Unlike mvSE, where the decision rule for composite delay vector similarity is based on Heaviside function, mvFME uses fuzzy function (herein, the exponential function) to redefine the decision rule for composite delay vector similarity. The difference between Heaviside and fuzzy functions is shown in Equations (23) and (24). The rigid membership degree determination in Heaviside function could induce the poor statistical stability in mvSE, which means that the entropy value may have a sudden change when the threshold value $r$ changes slightly. However, fuzzy function exhibits the gentle boundary effect. This phenomenon has been reported in recent research studies [23,24,46,47,48,49]. In this study, as shown in Figure 3, the smaller SD values of the new proposed mvFME method for the 100 Gaussian signal repeats confirm its better statistical stability than the mvSE method. In addition, mvSE could not distinguish the two physiological states (rest and after stair climbing) for the trivariate analysis of RR interval and S1 amplitude and S2 amplitude, whereas the new proposed mvFME method can, again showing the improvement of mvFME and providing a potential solution to understand the multivariate cardiovascular time series between different physiological states:

$$\mathrm{For} \mathrm{Heaviside} \mathrm{function}: \mathrm{Similarity}(d_{i,j}^m,r)=\{\begin{array}{c}1, if d_{i,j}^m\le r \\ 0, if d_{i,j}^m>r\end{array},$$

(23)

$$\mathrm{For} \mathrm{fuzzy} \mathrm{function}: \mathrm{Similarity}(d_{i,j}^m,r)=\exp (-\frac{{(d_{i,j}^m)}^{n_x}}{r}),$$

(24)

where $d_{i,j}^m$ means the distance of two composite delay vectors $X_i^m$ and $X_j^m$, with $r$ as the threshold value and $n_x$ is the vector similarity weight.
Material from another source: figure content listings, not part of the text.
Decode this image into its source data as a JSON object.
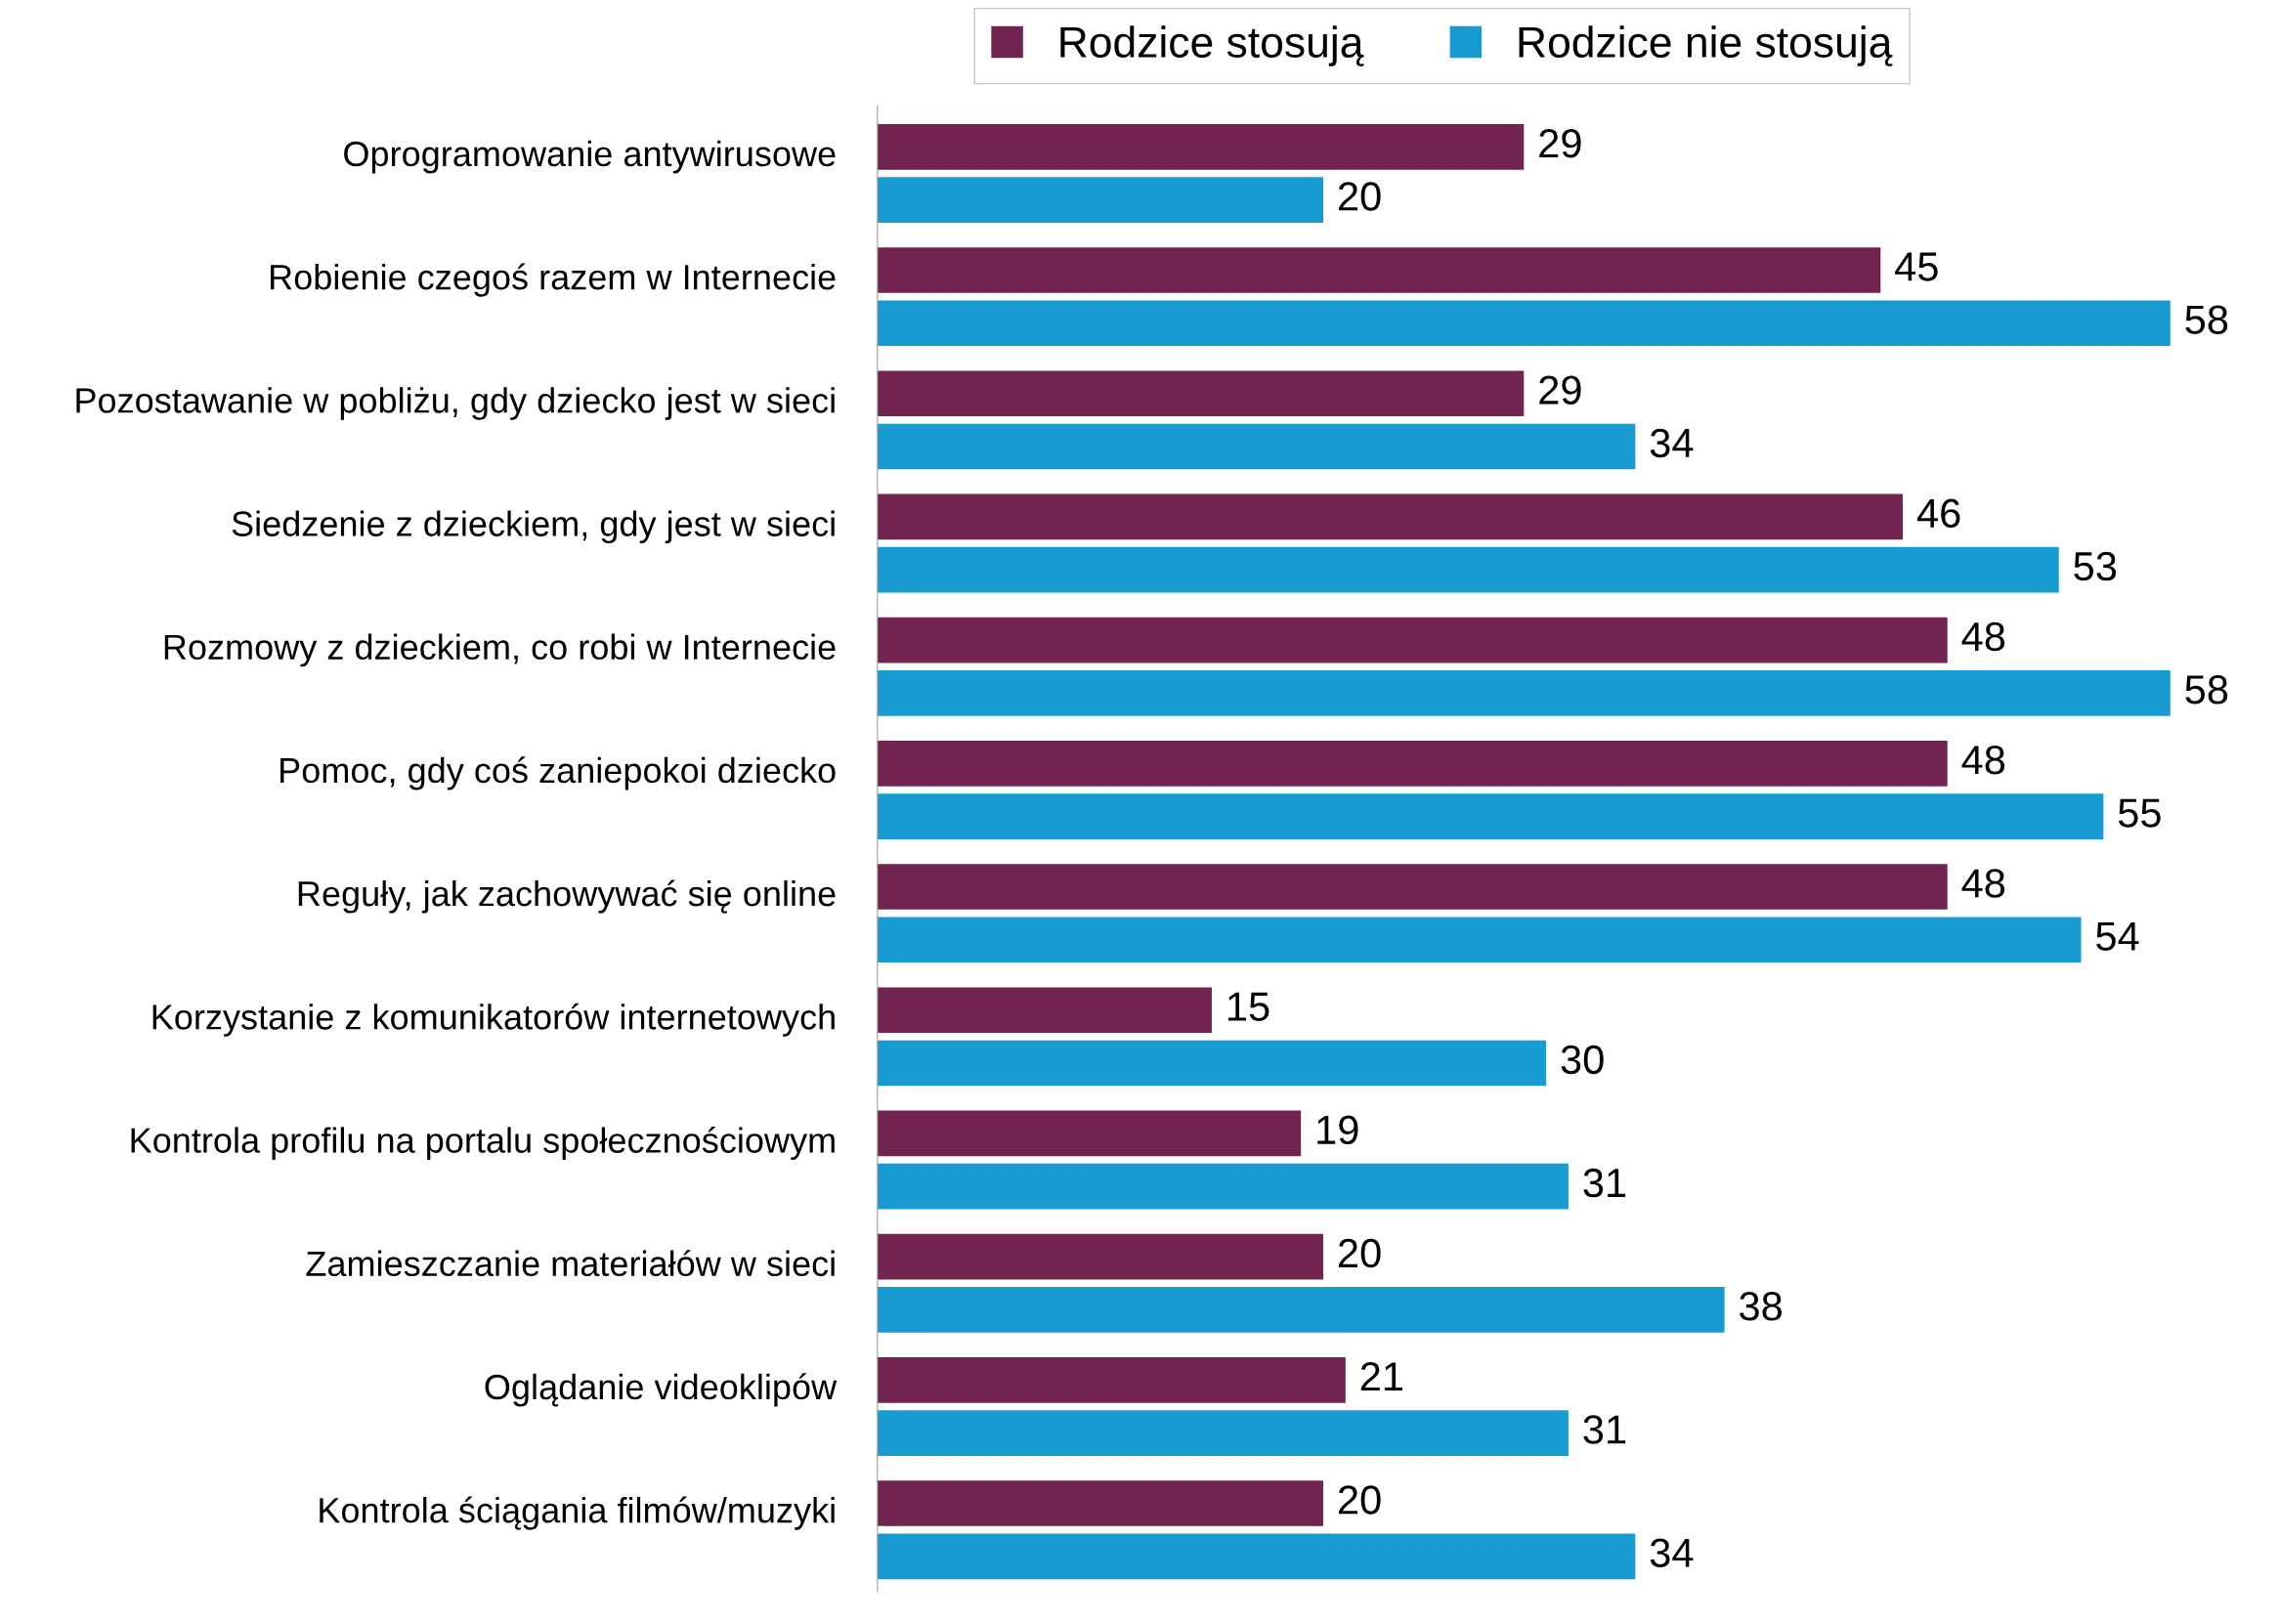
{
  "chart_data": {
    "type": "bar",
    "orientation": "horizontal",
    "data_labels": true,
    "legend": "top",
    "grid": false,
    "tick_labels": "y",
    "categories": [
      "Oprogramowanie antywirusowe",
      "Robienie czegoś razem w Internecie",
      "Pozostawanie w pobliżu, gdy dziecko jest w sieci",
      "Siedzenie z dzieckiem, gdy jest w sieci",
      "Rozmowy z dzieckiem, co robi w Internecie",
      "Pomoc, gdy coś zaniepokoi dziecko",
      "Reguły, jak zachowywać się online",
      "Korzystanie z komunikatorów internetowych",
      "Kontrola profilu na portalu społecznościowym",
      "Zamieszczanie materiałów w sieci",
      "Oglądanie videoklipów",
      "Kontrola ściągania filmów/muzyki"
    ],
    "series": [
      {
        "name": "Rodzice stosują",
        "color": "#70244f",
        "values": [
          29,
          45,
          29,
          46,
          48,
          48,
          48,
          15,
          19,
          20,
          21,
          20
        ]
      },
      {
        "name": "Rodzice nie stosują",
        "color": "#179bd0",
        "values": [
          20,
          58,
          34,
          53,
          58,
          55,
          54,
          30,
          31,
          38,
          31,
          34
        ]
      }
    ]
  }
}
In summary, this study demonstrated that compared with mvSE, mvFME has better statistical stability and better discrimination ability for different physiological states, from the analysis of both multivariate simulation and cardiovascular time series. In future experiments, we will include more challenging examples for discriminating the different physiological/pathological states, rather than only the discrimination between rest and stair climbing states in the current study. Moreover, we expect that the newly proposed mvFME will be useful in the practical clinical applications for not only multivariate cardiovascular signals but also other multivariate or multi-channel physiological signals analysis.